Flores et le Petén
"Flores flotte sur son lac comme une carte postale qui a survécu aux siècles."
Il y a un moment, en traversant la chaussée depuis Santa Elena vers Flores, où la ville se révèle d’un coup — une petite île ocre et menthe et corail, cerclée par l’argent plat du lago Petén Itzá, avec la jungle qui presse contre chaque rive. On dirait quelque chose qu’un enfant aurait dessiné de mémoire d’un endroit qu’il avait aimé autrefois. Lia m’a pris le bras et n’a rien dit, ce qui voulait dire qu’elle le ressentait aussi.
L’Île Qui Refusait de Se Presser
Flores fait à peine huit îlots de rue de diamètre. On peut en faire le tour en vingt minutes, devant les fresques écaillées de la calle 15 de Septiembre, devant le parc central où des vieux jouent aux échecs dans l’ombre de l’après-midi, devant l’église de Nuestra Señora de los Remedios posée au point le plus haut de l’île et qui regarde passer le temps. Les rues sentent la fumée de bois, le diesel et quelque chose de floral que je n’ai jamais tout à fait identifié — peut-être des ceibas en fleur quelque part au-delà de la rive.
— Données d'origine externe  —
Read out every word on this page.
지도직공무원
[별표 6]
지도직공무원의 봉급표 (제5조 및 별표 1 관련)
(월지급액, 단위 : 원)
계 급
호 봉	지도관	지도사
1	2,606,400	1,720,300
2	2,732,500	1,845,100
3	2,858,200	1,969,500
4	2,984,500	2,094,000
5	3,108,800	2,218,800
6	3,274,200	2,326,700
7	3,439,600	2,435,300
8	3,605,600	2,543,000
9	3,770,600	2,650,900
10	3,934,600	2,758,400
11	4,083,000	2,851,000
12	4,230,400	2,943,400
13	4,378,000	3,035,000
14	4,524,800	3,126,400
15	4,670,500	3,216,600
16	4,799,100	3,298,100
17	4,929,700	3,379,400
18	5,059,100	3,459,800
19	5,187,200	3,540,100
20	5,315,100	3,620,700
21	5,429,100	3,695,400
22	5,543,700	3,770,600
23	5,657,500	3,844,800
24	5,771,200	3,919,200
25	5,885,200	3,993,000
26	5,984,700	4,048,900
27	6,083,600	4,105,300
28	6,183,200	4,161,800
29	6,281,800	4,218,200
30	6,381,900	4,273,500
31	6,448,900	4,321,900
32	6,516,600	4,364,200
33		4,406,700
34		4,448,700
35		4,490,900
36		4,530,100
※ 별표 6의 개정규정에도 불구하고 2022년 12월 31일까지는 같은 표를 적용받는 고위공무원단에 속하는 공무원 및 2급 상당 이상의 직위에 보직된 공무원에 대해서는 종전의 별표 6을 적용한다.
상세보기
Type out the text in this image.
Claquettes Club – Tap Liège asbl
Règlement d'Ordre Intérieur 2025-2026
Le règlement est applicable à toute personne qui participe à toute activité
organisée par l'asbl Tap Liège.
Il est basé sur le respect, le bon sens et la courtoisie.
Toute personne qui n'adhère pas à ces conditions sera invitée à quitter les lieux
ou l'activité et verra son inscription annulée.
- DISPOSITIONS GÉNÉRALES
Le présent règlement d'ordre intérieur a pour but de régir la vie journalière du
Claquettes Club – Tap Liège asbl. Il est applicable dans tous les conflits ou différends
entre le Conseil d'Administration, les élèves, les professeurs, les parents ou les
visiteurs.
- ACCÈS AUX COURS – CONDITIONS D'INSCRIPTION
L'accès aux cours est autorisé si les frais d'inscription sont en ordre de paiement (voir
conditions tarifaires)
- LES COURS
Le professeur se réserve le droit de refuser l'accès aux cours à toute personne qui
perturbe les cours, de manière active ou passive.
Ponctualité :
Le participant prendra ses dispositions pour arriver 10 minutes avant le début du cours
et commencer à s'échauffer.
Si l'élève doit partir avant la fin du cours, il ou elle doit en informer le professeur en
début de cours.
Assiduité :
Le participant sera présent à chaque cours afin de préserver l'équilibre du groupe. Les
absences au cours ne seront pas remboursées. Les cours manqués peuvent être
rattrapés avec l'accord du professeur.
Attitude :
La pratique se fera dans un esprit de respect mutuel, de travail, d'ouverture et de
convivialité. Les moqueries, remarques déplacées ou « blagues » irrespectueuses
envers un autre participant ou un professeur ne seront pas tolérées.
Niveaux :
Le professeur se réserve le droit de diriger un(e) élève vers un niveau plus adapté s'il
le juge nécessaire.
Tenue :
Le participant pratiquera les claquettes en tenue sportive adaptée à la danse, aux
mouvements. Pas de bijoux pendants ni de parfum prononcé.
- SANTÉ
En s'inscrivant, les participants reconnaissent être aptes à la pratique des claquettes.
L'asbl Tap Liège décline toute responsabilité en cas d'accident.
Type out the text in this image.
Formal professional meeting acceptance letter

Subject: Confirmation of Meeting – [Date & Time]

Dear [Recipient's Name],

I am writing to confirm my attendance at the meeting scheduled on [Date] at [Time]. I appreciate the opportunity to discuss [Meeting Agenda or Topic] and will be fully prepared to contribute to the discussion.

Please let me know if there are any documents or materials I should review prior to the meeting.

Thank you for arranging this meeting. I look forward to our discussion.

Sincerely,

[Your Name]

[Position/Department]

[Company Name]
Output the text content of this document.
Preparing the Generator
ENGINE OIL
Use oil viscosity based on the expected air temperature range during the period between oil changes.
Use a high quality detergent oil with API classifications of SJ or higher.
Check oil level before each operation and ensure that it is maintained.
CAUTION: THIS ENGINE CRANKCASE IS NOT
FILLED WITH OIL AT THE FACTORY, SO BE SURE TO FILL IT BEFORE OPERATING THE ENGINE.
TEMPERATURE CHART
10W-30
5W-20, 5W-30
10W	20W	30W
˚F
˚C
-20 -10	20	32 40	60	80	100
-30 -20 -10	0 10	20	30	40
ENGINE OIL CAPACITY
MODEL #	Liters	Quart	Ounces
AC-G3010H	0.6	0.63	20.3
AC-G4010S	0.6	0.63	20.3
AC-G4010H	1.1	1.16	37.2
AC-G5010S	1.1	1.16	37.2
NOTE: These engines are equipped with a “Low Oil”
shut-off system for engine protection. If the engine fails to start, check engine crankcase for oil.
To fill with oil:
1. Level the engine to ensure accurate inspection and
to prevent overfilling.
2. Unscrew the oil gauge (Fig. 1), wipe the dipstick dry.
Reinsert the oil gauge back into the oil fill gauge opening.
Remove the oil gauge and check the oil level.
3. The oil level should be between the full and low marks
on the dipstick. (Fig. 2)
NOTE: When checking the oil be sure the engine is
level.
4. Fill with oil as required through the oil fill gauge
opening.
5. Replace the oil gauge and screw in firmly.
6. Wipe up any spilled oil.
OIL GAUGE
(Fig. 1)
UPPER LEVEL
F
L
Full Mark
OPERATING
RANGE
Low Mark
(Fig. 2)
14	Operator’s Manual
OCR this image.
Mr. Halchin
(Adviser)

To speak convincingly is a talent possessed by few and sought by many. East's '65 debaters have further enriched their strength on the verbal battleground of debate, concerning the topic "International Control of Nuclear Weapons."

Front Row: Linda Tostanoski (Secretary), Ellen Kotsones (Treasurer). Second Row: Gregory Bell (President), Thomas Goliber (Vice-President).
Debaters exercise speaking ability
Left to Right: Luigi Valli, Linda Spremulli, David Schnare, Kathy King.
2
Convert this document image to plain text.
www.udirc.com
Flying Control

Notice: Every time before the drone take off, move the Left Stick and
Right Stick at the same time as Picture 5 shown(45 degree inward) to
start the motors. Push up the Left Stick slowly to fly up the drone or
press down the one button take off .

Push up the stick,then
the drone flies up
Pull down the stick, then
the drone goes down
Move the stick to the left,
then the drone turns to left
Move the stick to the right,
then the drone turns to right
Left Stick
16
Les restaurants au bord du lac servent le pepián de res, un ragoût épais de graines et de piment qui nappe le dos de la cuillère et teinte le pain en rouge sombre. Je l’ai mangé trois fois en quatre jours. Les tortillas de maïs sont ici plus petites et plus épaisses qu’au Mexique, pressées à la main chaque matin, et elles arrivent chaudes enveloppées dans un torchon à chaque repas sans qu’on les ait demandées — ce qui est la politique qui convient.
Dans la Biosphère
La route vers Tikal traverse la Réserve de biosphère maya à l’aube, et le bus se remplit du chant des singes hurleurs avant même que les ruines soient visibles. Ce que je n’avais pas anticipé — ce qu’aucune photo n’avait laissé supposer — c’est le bruit. Tikal est bruyant. La canopée grouille de toucans et de perroquets et du grondement territorial grave des hurleurs, et les temples surgissent de tout cela comme des pensées trop grandes pour l’esprit qui les a conçus. Le Temple IV, le plus haut, offre une vue sur rien d’autre que des cimes d’arbres et des sommets de pierre dans toutes les directions, et le silence là-haut est d’une nature différente du bruit d’en bas.
Ce qui m’a vraiment surpris, c’est de trouver, sur le sentier entre la Grande Plaza et le complexe du Monde Perdu, un petit monticule non restauré avec un figuier qui poussait directement à travers son sommet — les racines fendant le calcaire avec une patience qui faisait paraître cinq siècles comme une après-midi.
Choisir le Bon Moment
La lumière sur le lac de Flores est la plus douce en octobre et novembre, quand les pluies les plus violentes sont passées mais avant que les foules de haute saison n’arrivent en décembre. Tikal vaut le lever tôt quelle que soit la saison, mais les mois secs — de février à mai — signifient des sentiers plus praticables et moins de sangsues sur le sol de la forêt.
Quand y aller : De novembre à février, les foules restent gérables et les températures agréables ; arrive à Tikal avant 6h du matin pour avoir la Grande Plaza quasi pour toi seul, avant que les groupes en provenance du Belize n’apparaissent.